The US Defense Advanced Research Projects Agency is experimenting with sensors, artificial intelligence, drones and human psychology to better protect troops with technologies that can distinguish between threats and noncombatants.
The Urban Reconnaissance through Supervised Autonomy (URSA) project aims to use autonomous systems to help the military detect hostile forces in cities and positively identify combatants before any U.S. troops come in contact with them. The program weaves legal, moral, and ethical concerns into its foundation.
The URSA vision is to develop technology to enable autonomous systems that U.S. ground forces supervise and operate to detect hostile forces and establish positive identification before any U.S. troops come in contact with them.
The program seeks to overcome the complexity of the urban environment by combining new knowledge about human behaviors, autonomy algorithms, integrated sensors, multiple sensor modalities, and measurable human responses to discriminate the subtle differences between hostile and innocent people.
As they do today, the combatants will make the final decision on whether to escalate or reduce response to a perceived threat. Those decisions, however, will benefit from additional intelligence from URSA prior to direct engagement, according to darpa.mil.
Lt. Col. Philip Root, the acting deputy director for DARPA’s Tactical Technology Office, told fcw.com how the Defense Department plans to forge relationships between humans and machines.
URSA’s approach to the problem of discriminating hostile and non-hostile persons in urban operations aims at supplying the soldier with more information about intent. “We do that by putting signs out, a stop sign. If they speed by the stop sign, that’s information. So we’re putting out a sign, a probe, to tell the target, someone we’re watching, to stop. And then we give them another sign — send out a flare or fire warning shots depending on rules of engagement — to insert a message. And how they respond is more information.”
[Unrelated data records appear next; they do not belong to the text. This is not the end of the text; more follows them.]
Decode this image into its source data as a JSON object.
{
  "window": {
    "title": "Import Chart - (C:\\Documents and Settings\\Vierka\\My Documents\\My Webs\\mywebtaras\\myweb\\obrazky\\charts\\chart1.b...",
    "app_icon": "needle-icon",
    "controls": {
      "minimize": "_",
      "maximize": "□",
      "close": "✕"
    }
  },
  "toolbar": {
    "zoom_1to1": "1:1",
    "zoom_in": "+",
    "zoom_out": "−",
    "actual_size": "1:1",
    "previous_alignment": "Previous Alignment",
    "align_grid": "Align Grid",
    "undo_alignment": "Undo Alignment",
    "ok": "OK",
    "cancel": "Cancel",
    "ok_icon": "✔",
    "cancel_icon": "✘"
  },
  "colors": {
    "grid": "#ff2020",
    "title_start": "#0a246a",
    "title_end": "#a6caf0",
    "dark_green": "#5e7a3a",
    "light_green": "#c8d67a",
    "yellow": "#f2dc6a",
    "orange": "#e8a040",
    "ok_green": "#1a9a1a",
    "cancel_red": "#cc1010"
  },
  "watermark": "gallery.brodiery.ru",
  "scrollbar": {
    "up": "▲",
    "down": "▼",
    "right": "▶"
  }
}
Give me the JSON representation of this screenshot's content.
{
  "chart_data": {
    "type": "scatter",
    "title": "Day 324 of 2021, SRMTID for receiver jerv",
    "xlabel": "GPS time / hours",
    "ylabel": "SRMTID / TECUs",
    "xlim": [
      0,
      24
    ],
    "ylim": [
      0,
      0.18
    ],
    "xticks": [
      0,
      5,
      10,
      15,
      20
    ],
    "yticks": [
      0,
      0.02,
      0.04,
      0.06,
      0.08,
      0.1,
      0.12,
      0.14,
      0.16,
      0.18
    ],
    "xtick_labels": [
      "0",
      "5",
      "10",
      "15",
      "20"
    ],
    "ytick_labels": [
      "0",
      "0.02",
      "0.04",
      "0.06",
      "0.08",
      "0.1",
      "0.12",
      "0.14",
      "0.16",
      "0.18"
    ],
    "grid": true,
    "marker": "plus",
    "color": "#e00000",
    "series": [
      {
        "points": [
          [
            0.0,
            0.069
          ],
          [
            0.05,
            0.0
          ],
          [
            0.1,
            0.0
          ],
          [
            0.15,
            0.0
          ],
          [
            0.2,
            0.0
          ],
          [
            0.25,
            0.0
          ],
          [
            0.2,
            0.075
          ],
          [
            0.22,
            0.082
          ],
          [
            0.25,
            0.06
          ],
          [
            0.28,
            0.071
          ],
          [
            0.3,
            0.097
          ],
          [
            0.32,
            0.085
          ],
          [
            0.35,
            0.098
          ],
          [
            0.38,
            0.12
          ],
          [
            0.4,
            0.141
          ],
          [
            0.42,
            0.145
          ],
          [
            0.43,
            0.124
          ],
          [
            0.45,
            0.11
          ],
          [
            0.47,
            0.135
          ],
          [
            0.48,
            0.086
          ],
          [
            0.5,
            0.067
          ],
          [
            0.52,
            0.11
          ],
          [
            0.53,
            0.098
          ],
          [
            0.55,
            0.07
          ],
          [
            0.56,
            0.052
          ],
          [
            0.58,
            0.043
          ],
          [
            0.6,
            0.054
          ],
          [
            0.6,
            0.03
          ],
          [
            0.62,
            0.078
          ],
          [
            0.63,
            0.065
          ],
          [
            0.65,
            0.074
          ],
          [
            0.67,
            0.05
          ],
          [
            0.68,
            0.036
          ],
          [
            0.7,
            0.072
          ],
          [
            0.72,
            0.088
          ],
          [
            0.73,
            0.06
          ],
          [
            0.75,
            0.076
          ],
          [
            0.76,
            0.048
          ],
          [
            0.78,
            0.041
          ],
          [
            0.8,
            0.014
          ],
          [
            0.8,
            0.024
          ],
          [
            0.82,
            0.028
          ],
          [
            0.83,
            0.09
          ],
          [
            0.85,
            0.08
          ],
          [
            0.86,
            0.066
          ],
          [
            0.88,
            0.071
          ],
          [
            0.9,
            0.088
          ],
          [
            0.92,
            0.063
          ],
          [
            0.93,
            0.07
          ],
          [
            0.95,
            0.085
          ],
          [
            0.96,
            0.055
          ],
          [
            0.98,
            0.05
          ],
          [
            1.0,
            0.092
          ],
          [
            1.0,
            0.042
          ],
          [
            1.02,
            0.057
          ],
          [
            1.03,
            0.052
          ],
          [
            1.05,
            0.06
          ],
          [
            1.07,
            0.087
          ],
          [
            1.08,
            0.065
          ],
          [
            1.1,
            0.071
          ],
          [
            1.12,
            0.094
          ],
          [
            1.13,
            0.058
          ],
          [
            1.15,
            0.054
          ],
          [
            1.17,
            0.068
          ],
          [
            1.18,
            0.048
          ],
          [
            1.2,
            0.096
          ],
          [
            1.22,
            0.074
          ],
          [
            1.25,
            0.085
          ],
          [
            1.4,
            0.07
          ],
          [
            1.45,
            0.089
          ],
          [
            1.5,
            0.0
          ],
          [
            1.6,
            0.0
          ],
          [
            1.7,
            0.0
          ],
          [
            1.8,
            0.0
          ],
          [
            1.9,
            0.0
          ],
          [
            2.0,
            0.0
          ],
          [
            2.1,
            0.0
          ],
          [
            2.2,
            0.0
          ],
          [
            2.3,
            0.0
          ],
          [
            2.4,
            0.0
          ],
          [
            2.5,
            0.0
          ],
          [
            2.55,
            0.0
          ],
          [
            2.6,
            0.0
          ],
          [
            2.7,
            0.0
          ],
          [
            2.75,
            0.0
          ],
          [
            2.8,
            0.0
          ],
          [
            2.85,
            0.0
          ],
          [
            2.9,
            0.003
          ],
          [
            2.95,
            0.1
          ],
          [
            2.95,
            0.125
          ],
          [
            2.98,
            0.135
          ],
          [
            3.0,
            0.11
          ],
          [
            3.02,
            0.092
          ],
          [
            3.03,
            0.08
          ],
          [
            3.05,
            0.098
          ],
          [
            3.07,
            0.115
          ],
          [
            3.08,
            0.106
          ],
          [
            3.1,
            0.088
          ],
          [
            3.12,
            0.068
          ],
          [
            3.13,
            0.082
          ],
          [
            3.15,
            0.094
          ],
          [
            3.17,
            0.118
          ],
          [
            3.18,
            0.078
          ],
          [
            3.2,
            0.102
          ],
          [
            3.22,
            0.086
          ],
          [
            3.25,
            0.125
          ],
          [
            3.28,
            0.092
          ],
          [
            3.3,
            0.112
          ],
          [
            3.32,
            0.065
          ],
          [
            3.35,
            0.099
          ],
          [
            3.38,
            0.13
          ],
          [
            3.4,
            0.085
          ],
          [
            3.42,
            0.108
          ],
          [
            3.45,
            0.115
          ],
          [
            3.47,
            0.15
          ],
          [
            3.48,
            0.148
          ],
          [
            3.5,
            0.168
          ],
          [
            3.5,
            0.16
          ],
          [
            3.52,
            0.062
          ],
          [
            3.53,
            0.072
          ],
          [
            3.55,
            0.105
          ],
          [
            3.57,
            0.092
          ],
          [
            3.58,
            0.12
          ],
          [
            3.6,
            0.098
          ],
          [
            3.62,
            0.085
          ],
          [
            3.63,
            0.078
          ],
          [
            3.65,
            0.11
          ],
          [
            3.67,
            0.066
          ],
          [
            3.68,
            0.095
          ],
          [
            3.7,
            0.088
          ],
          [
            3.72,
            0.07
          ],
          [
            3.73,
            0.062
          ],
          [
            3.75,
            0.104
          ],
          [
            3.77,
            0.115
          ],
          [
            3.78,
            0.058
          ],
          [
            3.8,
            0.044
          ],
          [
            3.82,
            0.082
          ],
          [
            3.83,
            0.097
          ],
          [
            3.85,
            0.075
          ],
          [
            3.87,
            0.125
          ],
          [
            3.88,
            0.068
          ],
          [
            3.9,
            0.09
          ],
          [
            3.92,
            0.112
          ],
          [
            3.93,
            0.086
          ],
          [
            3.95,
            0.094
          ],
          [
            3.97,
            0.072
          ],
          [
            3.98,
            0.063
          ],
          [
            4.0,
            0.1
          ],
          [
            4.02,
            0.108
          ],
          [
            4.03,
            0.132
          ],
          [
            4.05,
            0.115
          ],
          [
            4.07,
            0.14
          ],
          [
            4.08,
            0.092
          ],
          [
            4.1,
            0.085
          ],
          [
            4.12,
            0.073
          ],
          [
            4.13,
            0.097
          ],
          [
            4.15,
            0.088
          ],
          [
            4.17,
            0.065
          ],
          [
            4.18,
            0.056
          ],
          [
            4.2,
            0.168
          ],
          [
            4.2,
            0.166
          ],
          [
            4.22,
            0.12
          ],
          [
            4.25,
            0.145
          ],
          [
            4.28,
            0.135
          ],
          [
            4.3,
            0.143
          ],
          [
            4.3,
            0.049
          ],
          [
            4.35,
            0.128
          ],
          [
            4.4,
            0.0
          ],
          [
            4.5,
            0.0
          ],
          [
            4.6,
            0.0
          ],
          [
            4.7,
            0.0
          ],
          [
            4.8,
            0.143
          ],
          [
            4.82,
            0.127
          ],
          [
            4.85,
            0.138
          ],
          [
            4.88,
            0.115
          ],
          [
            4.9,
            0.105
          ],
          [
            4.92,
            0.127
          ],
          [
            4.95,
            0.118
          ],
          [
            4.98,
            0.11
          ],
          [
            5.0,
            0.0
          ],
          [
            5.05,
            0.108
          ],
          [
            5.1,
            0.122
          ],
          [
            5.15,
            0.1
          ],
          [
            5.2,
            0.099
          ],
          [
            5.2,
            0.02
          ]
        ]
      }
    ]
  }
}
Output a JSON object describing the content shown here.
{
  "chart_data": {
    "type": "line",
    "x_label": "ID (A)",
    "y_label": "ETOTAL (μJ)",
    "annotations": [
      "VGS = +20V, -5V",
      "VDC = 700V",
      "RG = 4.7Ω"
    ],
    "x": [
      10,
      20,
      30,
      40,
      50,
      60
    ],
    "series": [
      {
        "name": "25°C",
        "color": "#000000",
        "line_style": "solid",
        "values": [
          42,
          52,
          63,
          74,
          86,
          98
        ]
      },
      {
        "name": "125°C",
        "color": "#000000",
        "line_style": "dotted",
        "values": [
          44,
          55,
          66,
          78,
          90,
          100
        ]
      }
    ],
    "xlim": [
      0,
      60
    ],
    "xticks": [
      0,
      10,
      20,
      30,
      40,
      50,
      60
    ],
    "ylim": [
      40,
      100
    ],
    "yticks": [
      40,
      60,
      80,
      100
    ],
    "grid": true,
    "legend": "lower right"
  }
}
“So as a military patrol is moving through a city, we’d love to let everyone know in advance. But they can’t all just leave. We have to operate with non-combatants around and provide them every opportunity to remove themselves from the environment. Anyone left would then have hostile intent.”
He said one of the possible solutions could be sending a message via drone, calling people to refrain from walking outside, and advising them to go to the nearest building.
He said they have a team of behavioral psychologists and use social science models of how people respond.